India Review & Analysis

Funds from India helped to develop Britain!

- By Paras Ramoutar

Patnaik noted that while Indians died due to malnutriti­on and disease, the British continued snatching hardearned money of poor Indians, whose life expectancy in 1911 was 22 years. Britain exported food grains and imposed high taxes which spread famine in India and reduced its purchasing power

A book entitled “Dispossess­ion, Deprivatio­n and Developmen­t: Essays for Utsa Patnaik (Tulika Books), claims that Britain stole a total of USD45 trillion from India. The compilatio­n of essays of renowned economist Utsa Patnaik, draws on nearly two centuries of detailed data on tax and trade, to calculate that Britain drained nearly USD45 trillion from India between 1765 and 1938.

To place that sum in perspectiv­e, it is 17 times more than the total annual GDP of Britain today.

Patnaik’s research finds that this illegal withdrawal took place through the trade system and, prior to the colonial period, Britain bought goods like textiles and rice from Indian merchants and paid for them in the normal way—mostly with silver—as they did with other countries. Patnaik is Professor Emerita at the Centre for Economic Studies and Planning, JNU, New Delhi

This system changed in 1765, shortly after the East India Company took control and establishe­d a monopoly over Indian trade.

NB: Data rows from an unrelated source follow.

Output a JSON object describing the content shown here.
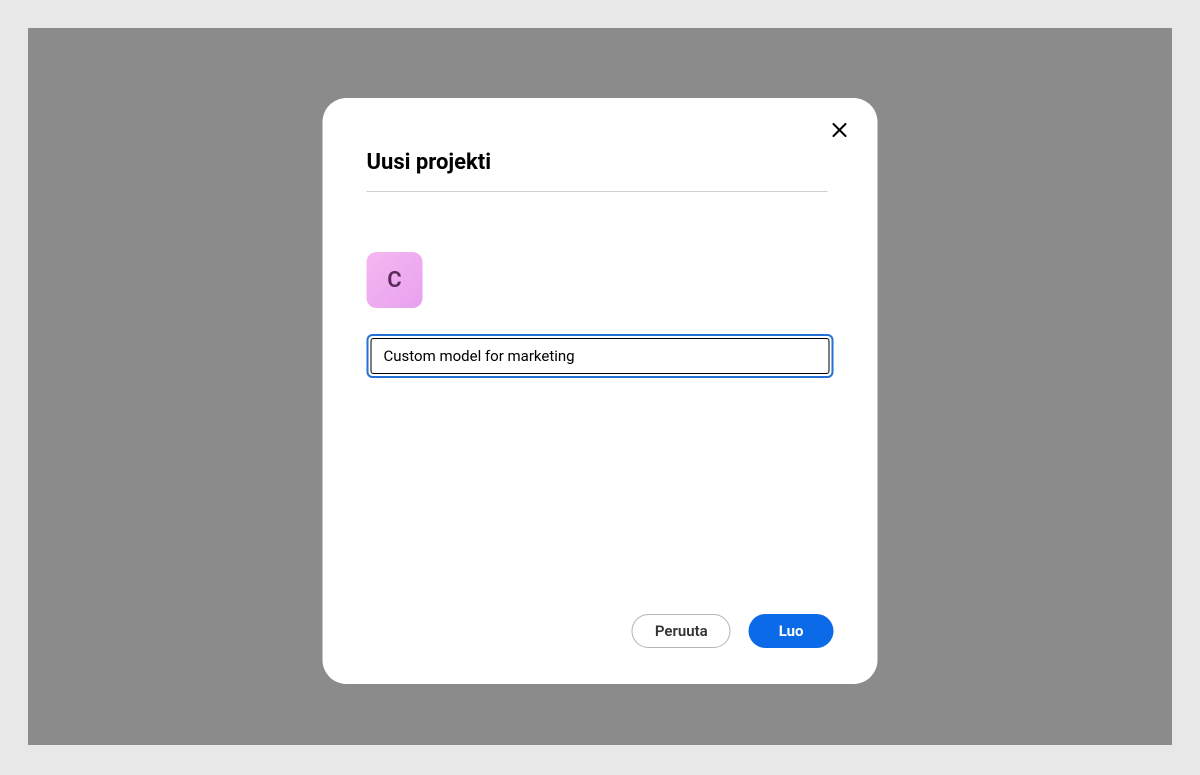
{
  "modal": {
    "title": "Uusi projekti",
    "project_letter": "C",
    "name_input_value": "Custom model for marketing",
    "cancel_label": "Peruuta",
    "create_label": "Luo"
  }
}
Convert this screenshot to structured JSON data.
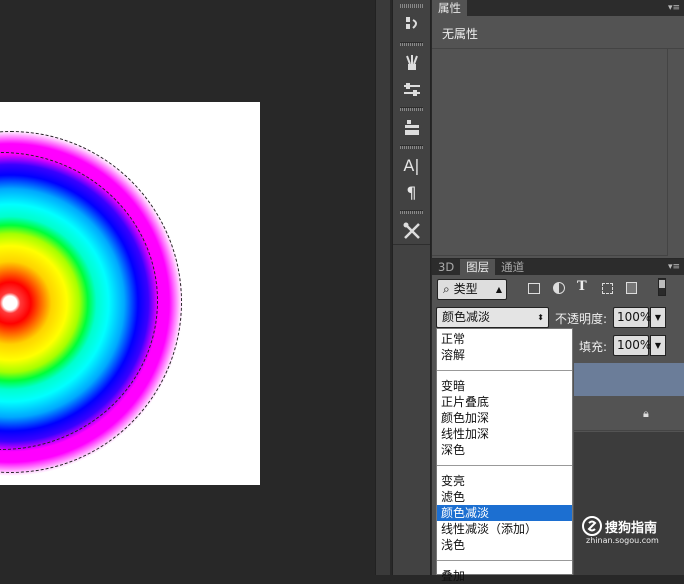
{
  "properties_panel": {
    "tab_label": "属性",
    "content_text": "无属性"
  },
  "layers_panel": {
    "tabs": [
      "3D",
      "图层",
      "通道"
    ],
    "active_tab": "图层",
    "filter_kind": "类型",
    "blend_mode": "颜色减淡",
    "opacity_label": "不透明度:",
    "opacity_value": "100%",
    "fill_label": "填充:",
    "fill_value": "100%"
  },
  "blend_menu": {
    "groups": [
      [
        "正常",
        "溶解"
      ],
      [
        "变暗",
        "正片叠底",
        "颜色加深",
        "线性加深",
        "深色"
      ],
      [
        "变亮",
        "滤色",
        "颜色减淡",
        "线性减淡（添加）",
        "浅色"
      ],
      [
        "叠加"
      ]
    ],
    "selected": "颜色减淡"
  },
  "watermark": {
    "brand": "搜狗指南",
    "url": "zhinan.sogou.com"
  },
  "colors": {
    "selection_highlight": "#1c6fd1",
    "selected_layer": "#6b7d99",
    "panel_bg": "#535353",
    "tab_bg": "#2c2c2c"
  }
}
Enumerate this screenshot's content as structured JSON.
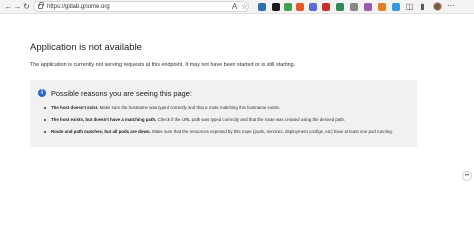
{
  "browser": {
    "url": "https://gitlab.gnome.org",
    "icons": {
      "back": "back-arrow-icon",
      "forward": "forward-arrow-icon",
      "reload": "reload-icon"
    },
    "extension_colors": [
      "#2f6fb0",
      "#1a1a1a",
      "#3fa34d",
      "#e8572a",
      "#5b6cd6",
      "#c9302c",
      "#2e8b57",
      "#888888",
      "#9b59b6",
      "#e67e22",
      "#3498db"
    ]
  },
  "page": {
    "title": "Application is not available",
    "subtitle": "The application is currently not serving requests at this endpoint. It may not have been started or is still starting.",
    "panel": {
      "heading": "Possible reasons you are seeing this page:",
      "reasons": [
        {
          "bold": "The host doesn't exist.",
          "text": " Make sure the hostname was typed correctly and that a route matching this hostname exists."
        },
        {
          "bold": "The host exists, but doesn't have a matching path.",
          "text": " Check if the URL path was typed correctly and that the route was created using the desired path."
        },
        {
          "bold": "Route and path matches, but all pods are down.",
          "text": " Make sure that the resources exposed by this route (pods, services, deployment configs, etc) have at least one pod running."
        }
      ]
    }
  }
}
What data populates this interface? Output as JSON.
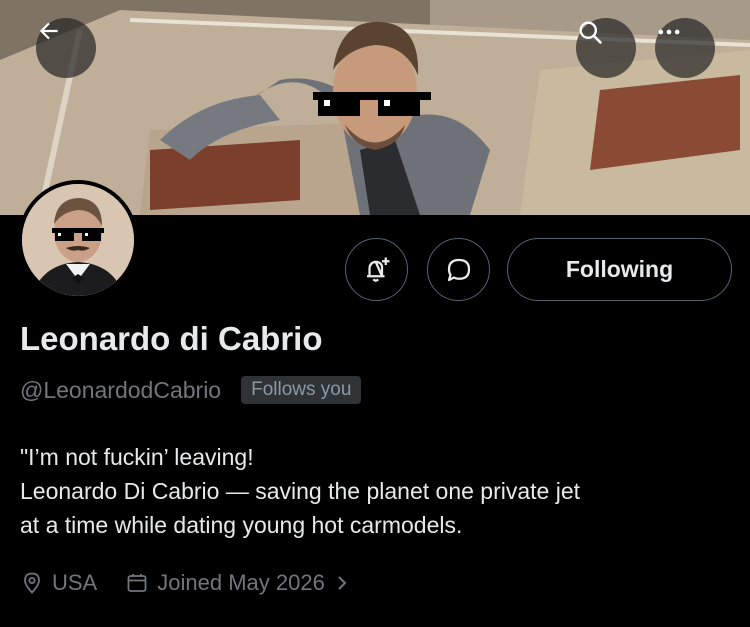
{
  "header": {
    "back_icon": "arrow-left-icon",
    "search_icon": "search-icon",
    "more_icon": "more-horizontal-icon"
  },
  "profile": {
    "display_name": "Leonardo di Cabrio",
    "handle": "@LeonardodCabrio",
    "follows_you_badge": "Follows you",
    "bio_lines": [
      "\"I’m not fuckin’ leaving!",
      "Leonardo Di Cabrio — saving the planet one private jet",
      "at a time while dating young hot carmodels."
    ],
    "location": "USA",
    "joined": "Joined May 2026"
  },
  "actions": {
    "notify_icon": "bell-plus-icon",
    "message_icon": "message-icon",
    "following_label": "Following"
  },
  "colors": {
    "background": "#000000",
    "text_primary": "#e7e9ea",
    "text_secondary": "#71767b",
    "border": "#536471"
  }
}
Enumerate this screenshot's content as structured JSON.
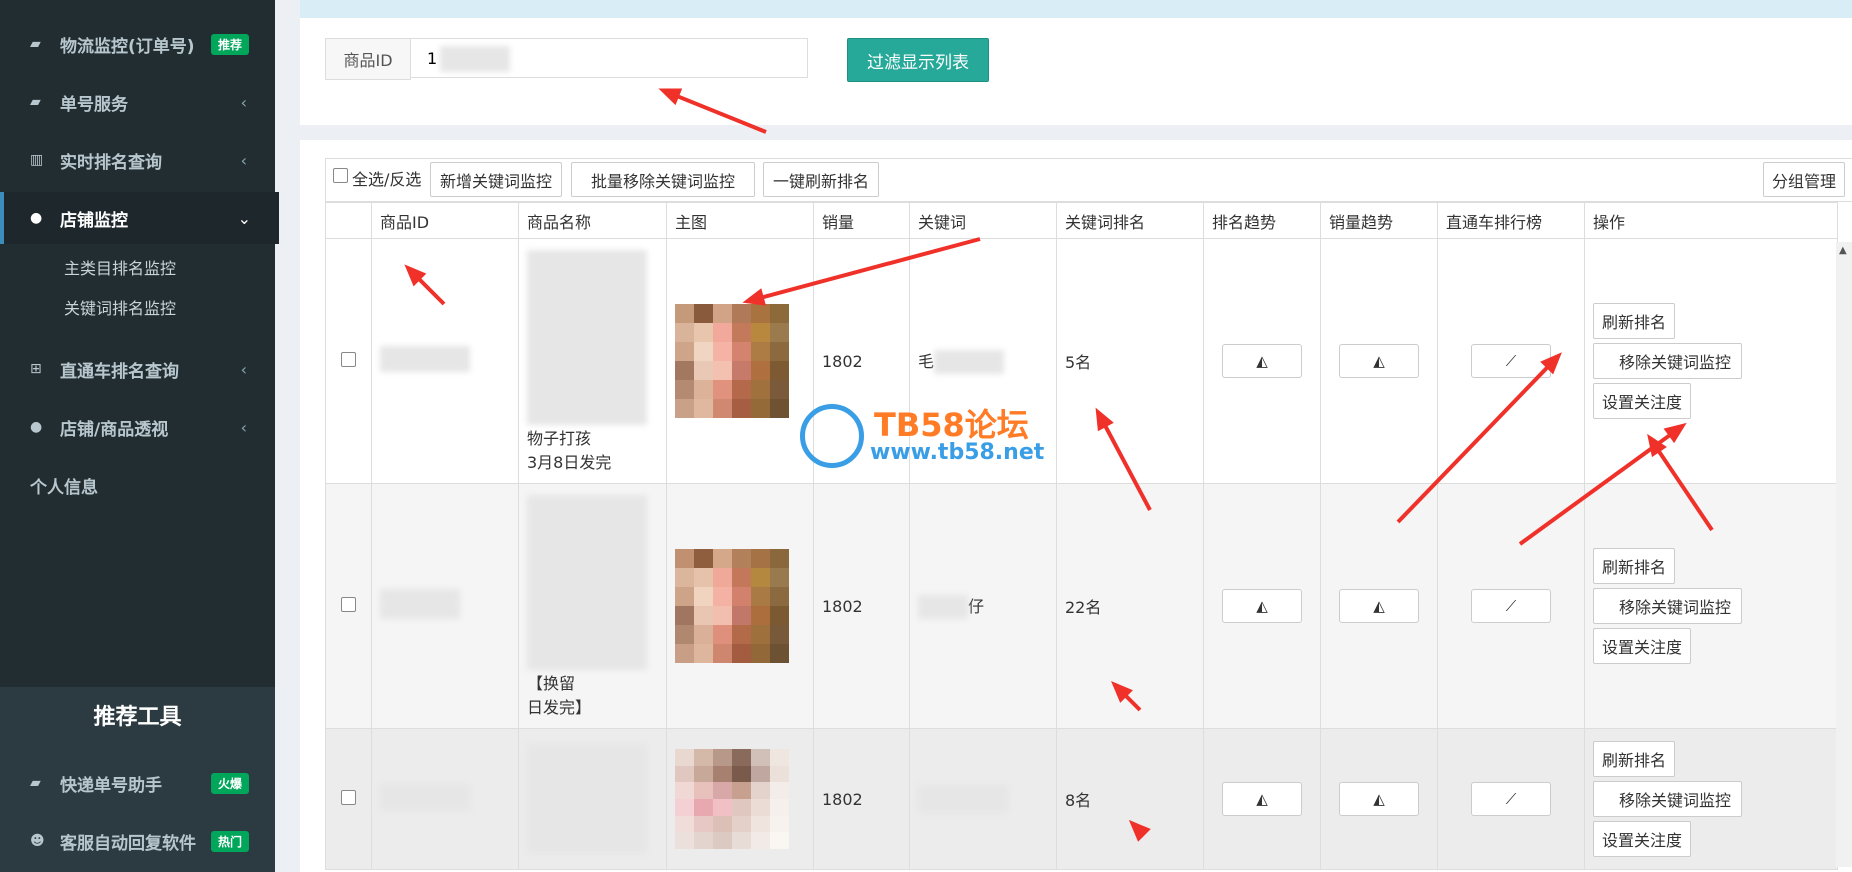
{
  "sidebar": {
    "items": [
      {
        "icon": "truck-icon",
        "label": "物流监控(订单号)",
        "badge": "推荐"
      },
      {
        "icon": "truck-icon",
        "label": "单号服务",
        "chevron": "‹"
      },
      {
        "icon": "bar-chart-icon",
        "label": "实时排名查询",
        "chevron": "‹"
      },
      {
        "icon": "globe-icon",
        "label": "店铺监控",
        "chevron": "⌄"
      },
      {
        "icon": "cart-icon",
        "label": "直通车排名查询",
        "chevron": "‹"
      },
      {
        "icon": "globe-icon",
        "label": "店铺/商品透视",
        "chevron": "‹"
      },
      {
        "label": "个人信息"
      }
    ],
    "sub_items": [
      "主类目排名监控",
      "关键词排名监控"
    ],
    "tools_title": "推荐工具",
    "tools": [
      {
        "icon": "truck-icon",
        "label": "快递单号助手",
        "badge": "火爆"
      },
      {
        "icon": "users-icon",
        "label": "客服自动回复软件",
        "badge": "热门"
      }
    ]
  },
  "filter": {
    "label": "商品ID",
    "value": "1",
    "button": "过滤显示列表"
  },
  "toolbar": {
    "select_all": "全选/反选",
    "add_btn": "新增关键词监控",
    "batch_remove_btn": "批量移除关键词监控",
    "refresh_all_btn": "一键刷新排名",
    "group_btn": "分组管理"
  },
  "table": {
    "headers": [
      "商品ID",
      "商品名称",
      "主图",
      "销量",
      "关键词",
      "关键词排名",
      "排名趋势",
      "销量趋势",
      "直通车排行榜",
      "操作"
    ],
    "rows": [
      {
        "name_tail": "物子打孩",
        "name_date": "3月8日发完",
        "sales": "1802",
        "keyword": "毛",
        "rank": "5名"
      },
      {
        "name_tail": "【换留",
        "name_date": "日发完】",
        "sales": "1802",
        "keyword": "仔",
        "rank": "22名"
      },
      {
        "name_tail": "",
        "name_date": "",
        "sales": "1802",
        "keyword": "",
        "rank": "8名"
      }
    ],
    "ops": {
      "refresh": "刷新排名",
      "remove": "移除关键词监控",
      "follow": "设置关注度"
    }
  },
  "watermark": {
    "title": "TB58论坛",
    "url": "www.tb58.net"
  },
  "colors": {
    "sidebar": "#222d32",
    "accent": "#27a99a",
    "badge": "#00a65a",
    "arrow": "#f0312a"
  }
}
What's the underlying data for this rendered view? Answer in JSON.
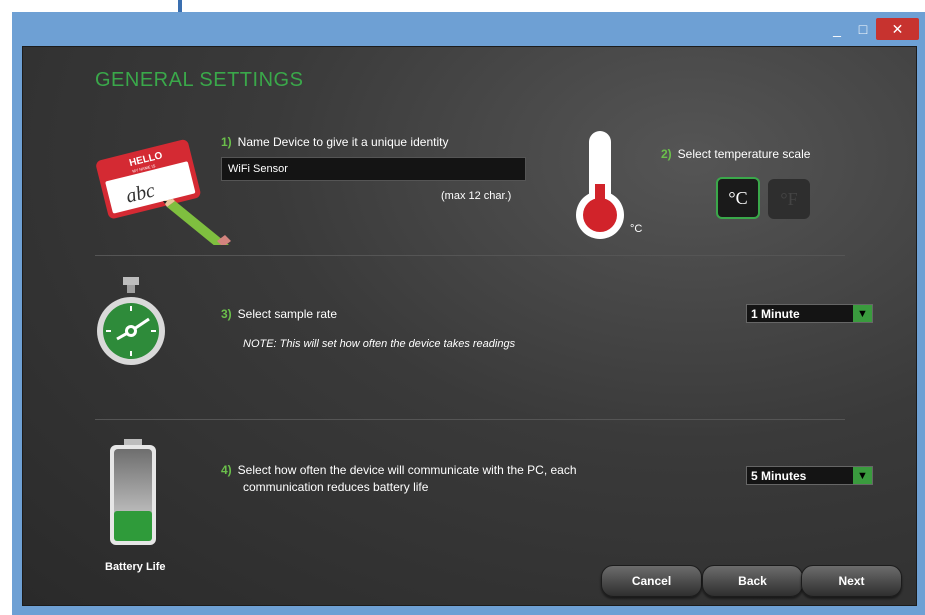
{
  "window": {
    "minimize_icon": "minimize-icon",
    "maximize_icon": "maximize-icon",
    "close_icon": "close-icon",
    "minimize_glyph": "_",
    "maximize_glyph": "□",
    "close_glyph": "✕"
  },
  "page": {
    "title": "GENERAL SETTINGS"
  },
  "section1": {
    "step": "1)",
    "label": "Name Device to give it a unique identity",
    "input_value": "WiFi Sensor",
    "hint": "(max 12 char.)",
    "icon": "name-tag-icon",
    "tag_hello": "HELLO",
    "tag_sub": "MY NAME IS",
    "tag_text": "abc"
  },
  "section2": {
    "step": "2)",
    "label": "Select temperature scale",
    "unit_label": "°C",
    "icon": "thermometer-icon",
    "celsius": "°C",
    "fahrenheit": "°F",
    "selected": "°C"
  },
  "section3": {
    "step": "3)",
    "label": "Select sample rate",
    "note": "NOTE: This will set how often the device takes readings",
    "selected": "1 Minute",
    "icon": "stopwatch-icon"
  },
  "section4": {
    "step": "4)",
    "label_line1": "Select how often the device will communicate with the PC, each",
    "label_line2": "communication reduces battery life",
    "selected": "5 Minutes",
    "icon": "battery-icon",
    "battery_label": "Battery Life"
  },
  "footer": {
    "cancel": "Cancel",
    "back": "Back",
    "next": "Next"
  },
  "colors": {
    "accent_green": "#3aa84a",
    "window_blue": "#6ea0d4",
    "close_red": "#c7332f"
  }
}
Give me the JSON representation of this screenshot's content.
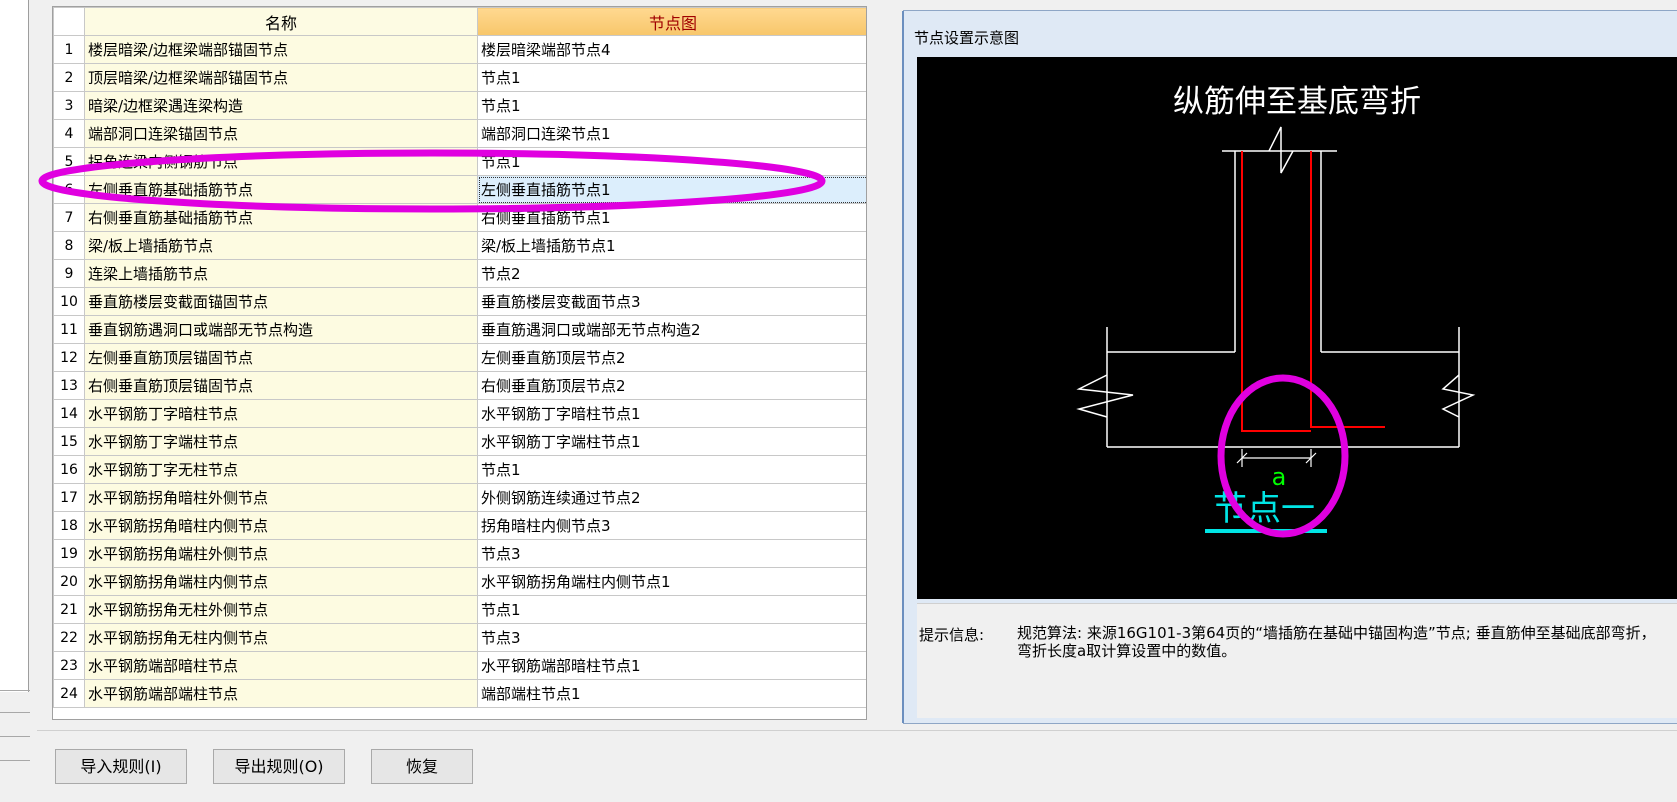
{
  "table": {
    "headers": {
      "name": "名称",
      "node": "节点图"
    },
    "rows": [
      {
        "index": "1",
        "name": "楼层暗梁/边框梁端部锚固节点",
        "node": "楼层暗梁端部节点4"
      },
      {
        "index": "2",
        "name": "顶层暗梁/边框梁端部锚固节点",
        "node": "节点1"
      },
      {
        "index": "3",
        "name": "暗梁/边框梁遇连梁构造",
        "node": "节点1"
      },
      {
        "index": "4",
        "name": "端部洞口连梁锚固节点",
        "node": "端部洞口连梁节点1"
      },
      {
        "index": "5",
        "name": "拐角连梁内侧钢筋节点",
        "node": "节点1"
      },
      {
        "index": "6",
        "name": "左侧垂直筋基础插筋节点",
        "node": "左侧垂直插筋节点1"
      },
      {
        "index": "7",
        "name": "右侧垂直筋基础插筋节点",
        "node": "右侧垂直插筋节点1"
      },
      {
        "index": "8",
        "name": "梁/板上墙插筋节点",
        "node": "梁/板上墙插筋节点1"
      },
      {
        "index": "9",
        "name": "连梁上墙插筋节点",
        "node": "节点2"
      },
      {
        "index": "10",
        "name": "垂直筋楼层变截面锚固节点",
        "node": "垂直筋楼层变截面节点3"
      },
      {
        "index": "11",
        "name": "垂直钢筋遇洞口或端部无节点构造",
        "node": "垂直筋遇洞口或端部无节点构造2"
      },
      {
        "index": "12",
        "name": "左侧垂直筋顶层锚固节点",
        "node": "左侧垂直筋顶层节点2"
      },
      {
        "index": "13",
        "name": "右侧垂直筋顶层锚固节点",
        "node": "右侧垂直筋顶层节点2"
      },
      {
        "index": "14",
        "name": "水平钢筋丁字暗柱节点",
        "node": "水平钢筋丁字暗柱节点1"
      },
      {
        "index": "15",
        "name": "水平钢筋丁字端柱节点",
        "node": "水平钢筋丁字端柱节点1"
      },
      {
        "index": "16",
        "name": "水平钢筋丁字无柱节点",
        "node": "节点1"
      },
      {
        "index": "17",
        "name": "水平钢筋拐角暗柱外侧节点",
        "node": "外侧钢筋连续通过节点2"
      },
      {
        "index": "18",
        "name": "水平钢筋拐角暗柱内侧节点",
        "node": "拐角暗柱内侧节点3"
      },
      {
        "index": "19",
        "name": "水平钢筋拐角端柱外侧节点",
        "node": "节点3"
      },
      {
        "index": "20",
        "name": "水平钢筋拐角端柱内侧节点",
        "node": "水平钢筋拐角端柱内侧节点1"
      },
      {
        "index": "21",
        "name": "水平钢筋拐角无柱外侧节点",
        "node": "节点1"
      },
      {
        "index": "22",
        "name": "水平钢筋拐角无柱内侧节点",
        "node": "节点3"
      },
      {
        "index": "23",
        "name": "水平钢筋端部暗柱节点",
        "node": "水平钢筋端部暗柱节点1"
      },
      {
        "index": "24",
        "name": "水平钢筋端部端柱节点",
        "node": "端部端柱节点1"
      }
    ]
  },
  "panel": {
    "title": "节点设置示意图",
    "diagram": {
      "heading": "纵筋伸至基底弯折",
      "dimension_label": "a",
      "node_label": "节点一"
    },
    "hint_label": "提示信息:",
    "hint_text": "规范算法: 来源16G101-3第64页的“墙插筋在基础中锚固构造”节点; 垂直筋伸至基础底部弯折，弯折长度a取计算设置中的数值。"
  },
  "buttons": {
    "import": "导入规则(I)",
    "export": "导出规则(O)",
    "restore": "恢复"
  },
  "colors": {
    "name_column_bg": "#fdfbe1",
    "node_header_bg": "#f7c66a",
    "selected_cell_bg": "#dceefc",
    "annotation": "#e000e0",
    "rebar": "#ff0000",
    "dimension_text": "#00ff00",
    "node_label": "#00e5e5"
  }
}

And this took the form of the East India Company collecting taxes in India, and cleverly using a portion of those revenues, approximat­ely a third, to fund the purchase of Indian goods for British use.

Instead of paying for Indian goods themselves, British traders acquired them for free, buying from peasants and weavers using money they took from them. Patnaik has called it a scam, theft on a grand scale, as the Indians were unaware of the business transactio­ns. The agent who collected the taxes was not the same as the one who appeared to buy their goods.

Some of these goods, ‘stolen from India’ were consumed in Britain, while the rest were re- exported to other countries. This re-export system allowed Britain to finance a flow of imports from Europe, including strategic materials like iron, tar and timber, all of which were essential to the British industrial­ization programme and, indeed, the Industrial Revolution depended in large measure on the systematic theft from India.

When the British Raj took over in 1858, the colonisers added a special new twist to the tax-and-buy system. So when the East India Company monopoly collapsed, Indian producers were allowed to export their good directly to other countries, but Britain ensured that all payments ended in London.

Patnaik names four distinct economic periods in colonial India between 1765 and 1938, and calculates the extraction for each and then compounds it at a modest rate of interest, about five per cent from the middle period to the present. Adding it up, she finds the total drain near USD44.6 trillion, adding that this figure is conservati­ve.

Patnaik noted that while Indians died due to malnutriti­on and disease, the British continued snatching hard-earned money of poor Indians, whose life expectancy in 1911 was 22 years. Britain exported food grains and imposed high taxes which spread famine in India and reduced its purchasing power. She said the annual per capita consumptio­n of food was 200 kg in 1900, going down to 137 kg during World War II. Also, India was a dismal failure on all social and human developmen­t factors.

Deprivatio­n and the search for employment forced nearly two million Indians to emigrate to countries such as Trinidad, then British Guiana, now Guyana, Suriname, Fiji, Mauritius, and the African continent during the 18th and 19th centuries.

Patnaik said Indians were not given due credit for their precious resources like gold, foreign exchange and jewelry exchanges. Had it not been for these series of thefts, she opines, India could have been a developed nation providing proper health care and social welfare programmes.

The prestigiou­s Kohinoor diamond still remains an issue with Britain. Former British Premier David Cameron insisted that it would always remain a part of Britain’s property.

Jason Hickel, historian at the University of London and Fellow of the Royal Society of Arts, summed up the British-India issue thus: “We need to recognize that Britain retained control of India not out of benevolenc­e, but for the sake of plunder and that Britain’s industrial rise didn’t emerge from the steam engine and strong institutio­ns, our school books would have it, but depended on violent theft from other lands and other peoples.”

The conclusion to draw is that it was India which actually developed Britain.